Depois da explosão da plataforma subaquática Deep Horizon e o começo da maré negra, o mais jovem Cousteau mergulhou literalmente nas águas contaminadas pelo petróleo.
“Botei um traje, peguei a câmara e desci. Tínhamos que mostrar o que estava acontecendo. Acho que eles (o pai e o avó) teriam feito a mesma coisa”.
Suas imagens foram exibidas pelos meios de comunicação de todo o mundo, principalmente pela CNN e ABC.
“O que me assustou foi que as pessoas ignoravam o que estava acontecendo debaixo da superfície”, explicou.
Durante este mergulho, disse ter visto “nossos piores temores virando realidade”. “Vi grandes nuvens de sopa tóxica, criadas pela mistura de petróleo e dispersantes”, acrescentou.
Durante os mergulhos, Philippe Cousteau e sua equipe usavam trajes especiais para proteção.
Durante as várias viagens ao Golfo de México, o neto de Jacques Cousteau, disse ter encontrado peixes e medusas mortas.
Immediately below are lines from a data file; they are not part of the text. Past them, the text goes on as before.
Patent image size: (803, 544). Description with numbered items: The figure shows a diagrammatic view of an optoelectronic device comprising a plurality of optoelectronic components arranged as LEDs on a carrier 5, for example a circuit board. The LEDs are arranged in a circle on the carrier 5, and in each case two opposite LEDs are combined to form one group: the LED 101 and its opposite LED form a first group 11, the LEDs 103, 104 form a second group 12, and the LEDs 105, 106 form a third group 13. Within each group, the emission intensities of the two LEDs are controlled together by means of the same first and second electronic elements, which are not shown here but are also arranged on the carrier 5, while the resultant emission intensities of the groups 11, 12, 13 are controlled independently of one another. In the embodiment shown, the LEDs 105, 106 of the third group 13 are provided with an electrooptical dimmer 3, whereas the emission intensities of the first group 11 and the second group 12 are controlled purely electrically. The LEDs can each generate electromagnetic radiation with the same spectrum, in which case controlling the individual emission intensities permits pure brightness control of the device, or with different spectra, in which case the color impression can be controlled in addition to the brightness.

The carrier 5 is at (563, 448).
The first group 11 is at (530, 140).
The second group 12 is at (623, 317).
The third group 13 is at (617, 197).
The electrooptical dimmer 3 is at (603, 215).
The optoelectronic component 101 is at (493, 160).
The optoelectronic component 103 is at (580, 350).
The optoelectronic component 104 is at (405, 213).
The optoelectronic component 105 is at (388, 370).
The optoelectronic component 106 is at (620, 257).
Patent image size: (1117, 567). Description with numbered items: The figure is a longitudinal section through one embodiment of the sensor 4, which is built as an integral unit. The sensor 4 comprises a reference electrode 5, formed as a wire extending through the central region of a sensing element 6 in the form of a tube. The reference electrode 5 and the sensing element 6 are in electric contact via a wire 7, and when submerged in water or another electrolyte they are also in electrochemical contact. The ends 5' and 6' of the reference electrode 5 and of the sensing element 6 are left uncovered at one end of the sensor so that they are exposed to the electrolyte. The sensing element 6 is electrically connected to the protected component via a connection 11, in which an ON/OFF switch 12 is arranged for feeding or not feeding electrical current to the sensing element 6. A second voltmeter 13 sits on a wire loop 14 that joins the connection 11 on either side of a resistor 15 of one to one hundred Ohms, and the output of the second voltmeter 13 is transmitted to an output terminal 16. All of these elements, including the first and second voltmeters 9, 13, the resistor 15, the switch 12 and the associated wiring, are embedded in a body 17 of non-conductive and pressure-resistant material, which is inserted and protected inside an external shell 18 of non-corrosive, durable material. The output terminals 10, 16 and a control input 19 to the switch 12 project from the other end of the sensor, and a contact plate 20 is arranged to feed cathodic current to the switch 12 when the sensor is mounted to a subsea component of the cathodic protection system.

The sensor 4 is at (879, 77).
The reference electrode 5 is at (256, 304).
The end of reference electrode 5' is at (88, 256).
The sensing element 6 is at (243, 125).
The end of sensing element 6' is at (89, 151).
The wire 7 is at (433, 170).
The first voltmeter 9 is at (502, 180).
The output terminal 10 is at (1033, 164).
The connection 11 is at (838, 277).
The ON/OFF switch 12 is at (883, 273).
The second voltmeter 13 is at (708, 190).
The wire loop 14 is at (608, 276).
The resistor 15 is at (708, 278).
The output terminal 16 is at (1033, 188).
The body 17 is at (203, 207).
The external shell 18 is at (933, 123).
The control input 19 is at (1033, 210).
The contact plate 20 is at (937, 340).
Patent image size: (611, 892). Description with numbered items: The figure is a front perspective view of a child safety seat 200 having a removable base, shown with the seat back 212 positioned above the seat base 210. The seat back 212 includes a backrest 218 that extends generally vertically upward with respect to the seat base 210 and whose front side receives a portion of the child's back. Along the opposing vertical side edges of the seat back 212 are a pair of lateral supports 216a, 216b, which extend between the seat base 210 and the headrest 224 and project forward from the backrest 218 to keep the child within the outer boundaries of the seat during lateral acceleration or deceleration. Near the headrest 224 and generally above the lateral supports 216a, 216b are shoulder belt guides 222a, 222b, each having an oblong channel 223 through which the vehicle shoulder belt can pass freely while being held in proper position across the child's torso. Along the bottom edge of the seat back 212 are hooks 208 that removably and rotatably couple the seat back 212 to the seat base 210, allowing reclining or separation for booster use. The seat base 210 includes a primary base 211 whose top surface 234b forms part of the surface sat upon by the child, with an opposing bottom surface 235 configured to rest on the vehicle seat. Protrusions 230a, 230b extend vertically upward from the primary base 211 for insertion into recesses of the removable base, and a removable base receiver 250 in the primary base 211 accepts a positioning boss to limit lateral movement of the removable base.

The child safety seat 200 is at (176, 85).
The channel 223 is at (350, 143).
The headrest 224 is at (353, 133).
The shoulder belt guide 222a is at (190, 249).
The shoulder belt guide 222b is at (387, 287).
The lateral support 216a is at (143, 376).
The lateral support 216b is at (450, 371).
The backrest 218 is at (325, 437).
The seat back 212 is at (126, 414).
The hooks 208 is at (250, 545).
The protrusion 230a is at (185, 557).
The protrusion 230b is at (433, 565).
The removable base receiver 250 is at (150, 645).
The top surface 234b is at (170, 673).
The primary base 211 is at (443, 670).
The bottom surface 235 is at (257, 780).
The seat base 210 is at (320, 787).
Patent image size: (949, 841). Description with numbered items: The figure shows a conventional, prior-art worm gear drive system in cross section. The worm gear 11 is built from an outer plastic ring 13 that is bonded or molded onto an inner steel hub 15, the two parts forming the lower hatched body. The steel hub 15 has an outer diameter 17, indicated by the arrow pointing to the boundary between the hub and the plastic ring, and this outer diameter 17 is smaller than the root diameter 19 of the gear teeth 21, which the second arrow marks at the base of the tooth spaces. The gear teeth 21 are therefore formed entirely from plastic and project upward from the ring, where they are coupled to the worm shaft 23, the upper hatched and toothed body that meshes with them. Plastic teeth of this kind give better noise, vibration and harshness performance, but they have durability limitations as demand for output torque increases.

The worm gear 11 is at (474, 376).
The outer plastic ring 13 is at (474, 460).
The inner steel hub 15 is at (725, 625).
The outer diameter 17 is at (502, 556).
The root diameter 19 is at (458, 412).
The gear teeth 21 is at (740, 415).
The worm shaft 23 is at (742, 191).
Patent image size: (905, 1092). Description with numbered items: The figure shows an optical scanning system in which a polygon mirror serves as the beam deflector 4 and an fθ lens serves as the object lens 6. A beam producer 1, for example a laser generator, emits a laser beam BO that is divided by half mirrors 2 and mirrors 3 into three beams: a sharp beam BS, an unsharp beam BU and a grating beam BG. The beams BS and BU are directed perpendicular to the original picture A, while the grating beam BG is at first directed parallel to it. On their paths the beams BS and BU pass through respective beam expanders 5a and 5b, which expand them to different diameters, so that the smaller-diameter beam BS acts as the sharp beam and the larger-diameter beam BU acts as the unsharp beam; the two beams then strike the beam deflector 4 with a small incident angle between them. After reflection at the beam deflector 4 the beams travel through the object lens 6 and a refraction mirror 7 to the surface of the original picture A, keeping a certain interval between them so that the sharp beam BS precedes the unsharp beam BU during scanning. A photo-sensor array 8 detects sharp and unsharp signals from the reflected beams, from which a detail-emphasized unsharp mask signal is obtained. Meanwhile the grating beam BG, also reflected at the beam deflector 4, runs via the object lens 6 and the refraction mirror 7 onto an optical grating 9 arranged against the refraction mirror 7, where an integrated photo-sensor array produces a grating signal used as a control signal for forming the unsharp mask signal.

O que viu, explicou, foi um desastre para toda a natureza, algo que necessitará de anos de limpeza, mesmo que o grupo BP consiga deter o vazamento de óleo.
Ante o anúncio de que a BP teria conseguido, pelo menos nos últimos três dias, deter o vazamento, Cousteau neto foi enfático:
“Todo mundo está cruzando os dedos. Mas o final ainda está muito longe”, alertou.